Need of Uniform convergence in probability?

224 Views Asked by At

In statistical terms, we can define learning of classifier as minimizing the risk $R(f) = E_D(l(f(x),y))$. But as we do not have the distribution information, we minimize the empirical risk $R_n(f) = \frac{1}{n}\sum^{i=n}_{i=1}l(f(x_i),y_i)$. Lets say $f^\ast_n$ is minimizer of empirical risk($R_n(f)$) and $f^\ast$ is minimizer of true risk($R(f)$).

For consistency of the learning i.e. $R(f^\ast_n)\mbox{ converges to }R(f^*)$, uniform convergence in probability of $R_n(f)\mbox{ to }R(f)$ is necessary and sufficient condition. It means $\exists N(\epsilon, \delta) \mbox{ s.t. } P(sup_{f\in\mathcal{F}}|R_n(f) - R(f)| > \epsilon)<\delta, \; \forall{n >N}$ ($N$ here independent of $f$).

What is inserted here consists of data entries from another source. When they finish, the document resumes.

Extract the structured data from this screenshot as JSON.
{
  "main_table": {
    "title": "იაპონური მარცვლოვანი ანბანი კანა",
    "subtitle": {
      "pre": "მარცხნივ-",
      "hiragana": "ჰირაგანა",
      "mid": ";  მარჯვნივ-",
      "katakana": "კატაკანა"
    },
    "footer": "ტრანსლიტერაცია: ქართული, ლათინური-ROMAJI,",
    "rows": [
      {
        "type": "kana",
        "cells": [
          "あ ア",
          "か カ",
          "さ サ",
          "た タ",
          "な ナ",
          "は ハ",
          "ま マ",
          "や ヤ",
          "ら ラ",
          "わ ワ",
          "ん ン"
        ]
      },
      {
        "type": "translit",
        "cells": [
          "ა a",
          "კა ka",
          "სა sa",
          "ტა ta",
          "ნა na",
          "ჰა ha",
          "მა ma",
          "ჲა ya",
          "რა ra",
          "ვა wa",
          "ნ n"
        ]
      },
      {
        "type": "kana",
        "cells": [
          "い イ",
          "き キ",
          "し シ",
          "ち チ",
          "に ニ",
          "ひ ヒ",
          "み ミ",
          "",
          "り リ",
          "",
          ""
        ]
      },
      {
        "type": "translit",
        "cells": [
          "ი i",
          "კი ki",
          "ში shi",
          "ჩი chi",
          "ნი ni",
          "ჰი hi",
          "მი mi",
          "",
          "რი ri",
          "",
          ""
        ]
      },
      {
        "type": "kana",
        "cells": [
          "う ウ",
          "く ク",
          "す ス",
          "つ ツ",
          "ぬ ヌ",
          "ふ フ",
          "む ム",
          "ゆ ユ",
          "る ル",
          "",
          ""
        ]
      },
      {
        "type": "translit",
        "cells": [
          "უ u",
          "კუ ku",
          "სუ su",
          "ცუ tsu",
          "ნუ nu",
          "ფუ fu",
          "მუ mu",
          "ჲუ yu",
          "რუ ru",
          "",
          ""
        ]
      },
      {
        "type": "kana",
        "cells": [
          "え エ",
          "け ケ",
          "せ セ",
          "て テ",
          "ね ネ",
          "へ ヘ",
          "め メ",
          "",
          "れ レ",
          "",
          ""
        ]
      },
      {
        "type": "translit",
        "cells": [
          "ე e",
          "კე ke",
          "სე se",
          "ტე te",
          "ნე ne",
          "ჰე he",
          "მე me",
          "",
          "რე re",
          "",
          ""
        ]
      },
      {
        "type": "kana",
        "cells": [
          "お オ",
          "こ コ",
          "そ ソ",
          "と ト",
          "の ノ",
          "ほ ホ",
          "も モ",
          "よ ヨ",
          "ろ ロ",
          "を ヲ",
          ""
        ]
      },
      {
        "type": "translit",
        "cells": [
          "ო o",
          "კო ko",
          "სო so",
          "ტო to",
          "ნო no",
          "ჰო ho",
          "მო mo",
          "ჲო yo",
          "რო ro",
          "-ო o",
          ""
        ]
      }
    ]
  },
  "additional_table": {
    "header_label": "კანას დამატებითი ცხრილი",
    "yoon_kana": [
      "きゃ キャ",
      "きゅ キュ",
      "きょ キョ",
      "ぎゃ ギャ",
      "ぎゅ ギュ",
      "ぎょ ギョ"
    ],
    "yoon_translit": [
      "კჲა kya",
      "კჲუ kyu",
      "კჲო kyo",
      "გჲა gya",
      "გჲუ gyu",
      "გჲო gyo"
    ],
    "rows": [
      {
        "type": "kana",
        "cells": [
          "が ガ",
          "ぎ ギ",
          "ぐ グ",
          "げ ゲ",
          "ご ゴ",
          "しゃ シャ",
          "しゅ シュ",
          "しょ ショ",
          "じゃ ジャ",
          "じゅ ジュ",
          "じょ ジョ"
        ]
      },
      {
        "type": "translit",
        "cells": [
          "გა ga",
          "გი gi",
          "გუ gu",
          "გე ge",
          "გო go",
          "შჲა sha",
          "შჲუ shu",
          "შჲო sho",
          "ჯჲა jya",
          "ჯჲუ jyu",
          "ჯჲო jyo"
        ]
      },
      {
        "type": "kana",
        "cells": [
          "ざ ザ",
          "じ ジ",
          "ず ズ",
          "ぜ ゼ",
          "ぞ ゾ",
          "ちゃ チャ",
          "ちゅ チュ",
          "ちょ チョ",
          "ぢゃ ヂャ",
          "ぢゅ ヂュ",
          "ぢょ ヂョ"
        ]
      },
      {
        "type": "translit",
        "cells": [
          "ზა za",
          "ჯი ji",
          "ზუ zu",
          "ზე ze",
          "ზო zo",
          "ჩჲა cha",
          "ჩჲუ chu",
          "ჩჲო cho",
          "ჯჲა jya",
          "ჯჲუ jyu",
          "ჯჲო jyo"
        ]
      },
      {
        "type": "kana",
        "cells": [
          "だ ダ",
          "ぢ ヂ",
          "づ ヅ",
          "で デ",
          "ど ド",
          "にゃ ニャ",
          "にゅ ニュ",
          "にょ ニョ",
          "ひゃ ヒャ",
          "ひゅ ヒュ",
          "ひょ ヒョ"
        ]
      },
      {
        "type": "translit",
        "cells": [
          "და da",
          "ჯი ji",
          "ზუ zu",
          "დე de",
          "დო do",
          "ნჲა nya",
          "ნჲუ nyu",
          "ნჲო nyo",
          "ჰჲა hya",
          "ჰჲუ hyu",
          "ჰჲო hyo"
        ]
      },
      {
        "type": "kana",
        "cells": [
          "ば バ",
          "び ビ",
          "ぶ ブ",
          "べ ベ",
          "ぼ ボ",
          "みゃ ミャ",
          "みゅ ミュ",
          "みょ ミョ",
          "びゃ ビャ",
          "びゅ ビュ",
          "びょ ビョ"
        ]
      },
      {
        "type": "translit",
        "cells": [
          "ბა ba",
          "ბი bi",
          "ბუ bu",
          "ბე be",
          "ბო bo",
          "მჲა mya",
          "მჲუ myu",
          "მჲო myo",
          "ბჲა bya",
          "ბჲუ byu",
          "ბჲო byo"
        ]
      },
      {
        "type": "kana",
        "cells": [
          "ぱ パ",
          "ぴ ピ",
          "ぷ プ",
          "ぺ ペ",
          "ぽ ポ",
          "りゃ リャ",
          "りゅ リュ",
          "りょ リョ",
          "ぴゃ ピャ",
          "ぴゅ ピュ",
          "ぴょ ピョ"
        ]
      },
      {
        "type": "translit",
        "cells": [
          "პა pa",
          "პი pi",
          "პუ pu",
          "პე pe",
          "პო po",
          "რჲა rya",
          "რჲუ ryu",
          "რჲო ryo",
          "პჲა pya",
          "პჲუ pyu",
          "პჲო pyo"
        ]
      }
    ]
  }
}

If we want to see the sufficient condition for consistency, we can go the following way,

$\begin{align}R(f^\ast_n) - R(f^*) &= R(f^*_n) - R_n(f^*_n) \\&+ R_n(f^*_n) - R_n(f^*) \\&+ R_n(f^*) - R(f^*)\end{align} $

and

$R_n(f^*_n) - R_n(f^*)\le0 \mbox{ ($f^*_n$ is minimizer of empirical risk) so }$

$ \begin{align}R(f^\ast_n) - R(f^*) &\le R(f^*_n) - R_n(f^*_n) + R_n(f^*) - R(f^*)\end{align} $

From triangle inequality:

we can write $\begin{align}|R(f^\ast_n) - R(f^*)| &\le |R(f^*_n) - R_n(f^*_n)| + |R_n(f^*) - R(f^*)|\end{align}$

Lets now take A be a event $|R(f^\ast_n) - R(f^*)| \le \epsilon$, B be $|R(f^*_n) - R_n(f^*_n)|\le \epsilon/2$ and C be $|R_n(f^*) - R(f^*)|\le \epsilon/2$. Thus, $A \supset B \cap C $ and $A^c \subset B^c \cup C^c$. Now $P(A^c)\le P(B^c \cup C^c) \le P(B^c) + P(C^c)$

therefore,

$\begin{align}P(|R(f^\ast_n) - R(f^*)| \ge \epsilon) &\le P(|R(f^*_n) - R_n(f^*_n)| \ge \epsilon/2) + P(|R_n(f^*) - R(f^*)|\ge \epsilon/2)\end{align}$

Question is from Hoeffding inequality we can bound, $P(|R_n(f) - R(f)| > \epsilon/2) < \delta/2$ for any $\delta$ by $\delta/2 = 2exp(-2n\epsilon^2)$ if $l$ takes value in between [0,1] so Why do we need uniform convergence in probability for consistency?

1

There are 1 best solutions below

0
On

I realized why uniform convergence is important. Lets say $D$ is defined on set/space $S$. The fallacy in above argument is because above inequality should hold for common set.

In last equation,

$P(|R_n(f) - R(f)| . \epsilon) \le P(|R(f^*_n) - R_n(f^*_n)|>\epsilon/2) + P(|R_n(f^*) - R(f^*)|>\epsilon/2)$ is needed to hold with probability measure $\delta$. Now lets say $P(|R(f^*_n) - R_n(f^*_n)|>\epsilon/2) < \delta/2$ is true except over event set $A_1$ over which probability measure is less than $\delta/2$ and on event set $A_2$ for $P(|R_n(f^*) - R(f^*)|>\epsilon/2)< \delta/2$. Now as $A_1$ and $A_2$ may not contain a common set. So we can always find a set $(S - A_1)\cap A_2$ for which above inequality may not hold as second term will not satisfy $P(|R_n(f^*) - R(f^*)|>\epsilon/2)< \delta/2$ and error may go above $\epsilon/2 \mbox{ or } \epsilon$. Measure of set $(S - A_1)\cap A_2$ can go upto $1- \delta/2$.